I have just determined that one way to map one of my algorithms onto CUDA is to comptute a lot of results in a matrix, where each matrix element is computed by a thread. Each row in the matrix consists of the threads in one block. I do not actually allocate a matrix, since I can use memory local to each thread to hold this element.
This is only surprising because the usual serial form of this algorithm has no such matrix, but seems a completely normal way to use CUDA.
Now I want to know which rows (i.e. blocks) have all their matrix element equal to zero. (A slightly different formulation would be that I only need to know if there is any row where all the matrix elements are equal to zero).
Obviously, I could have actually allocated a big matrix for all these results, and then set a thread to go through each row, which means I will find out if there are any “all zero” rows pretty quickly, but it does require using more memory, and computing these elements will be faster than passing over a row. So I will give up a time factor of two or more likely worse. Allocating the big matrix will at least double the memory used in this algorithm, but if the algorithm is fast enough, possible worse (the faster this can go, problems with longer rows will be attempted; everthing else in the problem is O(1) space with respect to row length.
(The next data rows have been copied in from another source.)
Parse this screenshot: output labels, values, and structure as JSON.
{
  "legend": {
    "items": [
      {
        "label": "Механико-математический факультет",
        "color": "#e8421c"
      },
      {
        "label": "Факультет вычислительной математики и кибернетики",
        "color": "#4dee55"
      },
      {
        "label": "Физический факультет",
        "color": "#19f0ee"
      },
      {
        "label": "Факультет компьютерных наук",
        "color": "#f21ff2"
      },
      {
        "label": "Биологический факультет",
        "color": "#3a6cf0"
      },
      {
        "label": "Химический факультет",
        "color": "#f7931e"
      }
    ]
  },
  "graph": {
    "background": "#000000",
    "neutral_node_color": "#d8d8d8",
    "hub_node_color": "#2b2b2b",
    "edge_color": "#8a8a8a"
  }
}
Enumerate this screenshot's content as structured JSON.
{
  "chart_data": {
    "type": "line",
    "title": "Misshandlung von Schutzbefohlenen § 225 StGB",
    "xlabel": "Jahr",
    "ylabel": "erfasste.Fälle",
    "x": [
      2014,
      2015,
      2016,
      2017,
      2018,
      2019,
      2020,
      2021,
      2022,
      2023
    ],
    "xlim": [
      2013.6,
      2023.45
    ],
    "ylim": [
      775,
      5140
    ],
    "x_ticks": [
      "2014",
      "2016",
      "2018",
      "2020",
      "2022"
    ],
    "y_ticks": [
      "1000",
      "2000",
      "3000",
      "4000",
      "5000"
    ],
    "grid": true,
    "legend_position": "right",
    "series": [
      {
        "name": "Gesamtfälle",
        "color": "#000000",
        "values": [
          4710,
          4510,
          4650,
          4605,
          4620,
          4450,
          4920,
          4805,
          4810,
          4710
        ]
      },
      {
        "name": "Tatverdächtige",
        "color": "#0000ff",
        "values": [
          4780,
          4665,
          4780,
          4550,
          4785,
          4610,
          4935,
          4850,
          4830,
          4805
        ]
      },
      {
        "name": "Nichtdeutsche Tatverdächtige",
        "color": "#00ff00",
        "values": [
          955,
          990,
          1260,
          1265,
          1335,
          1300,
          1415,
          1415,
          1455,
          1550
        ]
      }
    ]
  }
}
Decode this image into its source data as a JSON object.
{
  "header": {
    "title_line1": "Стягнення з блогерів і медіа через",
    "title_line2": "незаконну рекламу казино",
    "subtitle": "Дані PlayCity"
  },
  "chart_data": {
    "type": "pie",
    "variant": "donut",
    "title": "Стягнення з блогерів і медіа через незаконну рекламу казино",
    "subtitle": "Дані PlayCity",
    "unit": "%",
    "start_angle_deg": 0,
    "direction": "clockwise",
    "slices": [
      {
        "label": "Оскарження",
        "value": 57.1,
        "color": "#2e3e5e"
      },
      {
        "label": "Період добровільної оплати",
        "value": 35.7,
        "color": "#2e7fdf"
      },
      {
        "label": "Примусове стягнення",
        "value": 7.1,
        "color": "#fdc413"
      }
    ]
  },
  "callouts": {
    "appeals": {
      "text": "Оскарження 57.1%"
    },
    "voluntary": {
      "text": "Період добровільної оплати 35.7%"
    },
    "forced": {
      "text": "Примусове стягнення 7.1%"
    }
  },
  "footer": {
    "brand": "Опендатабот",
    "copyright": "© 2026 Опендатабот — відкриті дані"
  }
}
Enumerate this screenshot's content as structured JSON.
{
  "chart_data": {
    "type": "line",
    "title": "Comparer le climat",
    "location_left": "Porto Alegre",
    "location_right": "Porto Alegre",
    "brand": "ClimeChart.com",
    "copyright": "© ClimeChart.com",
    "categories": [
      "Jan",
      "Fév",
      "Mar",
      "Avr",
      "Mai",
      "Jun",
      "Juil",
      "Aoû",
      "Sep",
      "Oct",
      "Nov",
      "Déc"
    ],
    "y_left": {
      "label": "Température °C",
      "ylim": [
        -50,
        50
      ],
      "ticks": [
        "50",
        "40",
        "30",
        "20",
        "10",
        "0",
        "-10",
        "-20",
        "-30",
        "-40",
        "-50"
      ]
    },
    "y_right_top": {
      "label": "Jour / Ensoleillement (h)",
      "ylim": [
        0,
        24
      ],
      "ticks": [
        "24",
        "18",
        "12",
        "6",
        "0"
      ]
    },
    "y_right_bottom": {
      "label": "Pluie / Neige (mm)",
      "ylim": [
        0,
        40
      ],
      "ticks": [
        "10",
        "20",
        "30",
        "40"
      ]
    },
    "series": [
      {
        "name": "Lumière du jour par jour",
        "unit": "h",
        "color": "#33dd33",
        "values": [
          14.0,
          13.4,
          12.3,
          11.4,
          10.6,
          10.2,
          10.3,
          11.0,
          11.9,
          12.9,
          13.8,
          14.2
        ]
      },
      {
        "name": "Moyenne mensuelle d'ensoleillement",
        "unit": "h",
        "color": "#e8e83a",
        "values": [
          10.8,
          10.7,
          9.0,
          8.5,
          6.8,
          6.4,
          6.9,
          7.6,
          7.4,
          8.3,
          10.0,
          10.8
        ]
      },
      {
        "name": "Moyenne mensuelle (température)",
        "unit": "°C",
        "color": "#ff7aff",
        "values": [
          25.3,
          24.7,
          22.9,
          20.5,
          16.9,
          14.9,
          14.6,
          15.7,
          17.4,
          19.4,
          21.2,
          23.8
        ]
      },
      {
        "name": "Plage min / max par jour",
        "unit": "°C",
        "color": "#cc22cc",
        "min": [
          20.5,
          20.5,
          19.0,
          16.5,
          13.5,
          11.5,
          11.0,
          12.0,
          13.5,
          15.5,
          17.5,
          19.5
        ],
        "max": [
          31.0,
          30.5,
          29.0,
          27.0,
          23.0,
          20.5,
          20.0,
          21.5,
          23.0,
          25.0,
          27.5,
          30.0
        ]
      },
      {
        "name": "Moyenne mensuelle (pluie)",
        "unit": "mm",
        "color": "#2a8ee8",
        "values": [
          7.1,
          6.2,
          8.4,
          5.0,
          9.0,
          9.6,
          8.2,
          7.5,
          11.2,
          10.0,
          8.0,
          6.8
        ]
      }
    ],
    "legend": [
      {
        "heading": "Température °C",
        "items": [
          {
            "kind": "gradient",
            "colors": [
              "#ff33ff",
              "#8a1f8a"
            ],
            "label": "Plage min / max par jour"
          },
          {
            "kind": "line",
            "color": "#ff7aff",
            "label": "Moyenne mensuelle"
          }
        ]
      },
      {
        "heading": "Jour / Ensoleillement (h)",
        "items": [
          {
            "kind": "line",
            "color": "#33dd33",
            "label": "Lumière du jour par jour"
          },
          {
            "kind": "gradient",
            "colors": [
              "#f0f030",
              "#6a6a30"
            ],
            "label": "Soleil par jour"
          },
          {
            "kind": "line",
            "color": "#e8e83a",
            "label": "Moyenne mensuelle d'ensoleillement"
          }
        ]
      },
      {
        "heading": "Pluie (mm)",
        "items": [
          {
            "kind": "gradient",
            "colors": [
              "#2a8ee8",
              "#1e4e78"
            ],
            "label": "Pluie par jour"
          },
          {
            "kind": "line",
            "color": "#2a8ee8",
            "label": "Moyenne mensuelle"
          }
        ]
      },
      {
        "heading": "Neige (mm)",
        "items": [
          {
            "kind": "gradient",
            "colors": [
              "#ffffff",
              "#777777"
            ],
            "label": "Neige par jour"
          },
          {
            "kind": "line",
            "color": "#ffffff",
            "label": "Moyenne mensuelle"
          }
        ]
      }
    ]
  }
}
If there was a block vote, or if I could map blocks to warps (does one get to do that?) then warp vote, such as all(x == 0), would presumably be faster.
__shared__ int blockvote;
blockvote=0;
__syncthreads();
if (myThreadVotesYes) blockvote=1;
__syncthreads();
if (blockvote) { .... // all of block follows this if ANY thread voted yes
}
And the converse code:
__shared__ int blockvote;
blockvote=1;
__syncthreads();
if (!myThreadVotesYes) blockvote=0;
__syncthreads();
if (blockvote) { .... // all of block follows this if ALL threads voted yes
}
Perhaps an easier approach would be to warp voting within each warp in your block and then do a small reduction at the end of the block to combine the votes from the different warps.
I think I understand why these work. When I get back to where I can run CUDA stuff I will try this approach.
If I wanted to know how many blocks voted yes would this work:
__shared__ int blockcount;
blockcount=0;
__syncthreads();
if (myThreadVotesYes) blockcount++;
__syncthreads();
/* blockcount is the number of threads that voted yes */
Then to keep track of which blocks voted yes without an array as big as all the blocks (very few might vote yes)
can I get away with this sort of thing:
__global__ yesBlockList[LOTS];
__shared__ int blockcount;
blockcount=0;
__syncthreads();
if (myThreadVotesYes) {
blockcount++;
yesBlockList[blockcount] = Block.Idx;
}
__syncthreads();
As it turns out, I will stick to the simpler form that uses only block vote; I have finished profiling a scalar C version of my problem written in a form that mimics
the CUDA form. According to the profiler, more than 99.99% of the time is spent in the single simple function that I have been referring to here. At the moment the problem fits into about 200KBytes so I am hoping this will be a “best possible” case for CUDA. (Additionally, this form uses only integer arithmetic. There is a double precision version which saves about half the arithmetic, but since it has to be double precision, I doubt that will lead to the best CUDA version).
I thought I had a pretty reasonable Matlab prototype for this problem but so far the hand buffed scalar C code is already something like 100 times faster. Nice though that is, this problem appears to be painfully exponential, so even with a big boost from CUDA we might still be looking at a huge runtime (days - years?).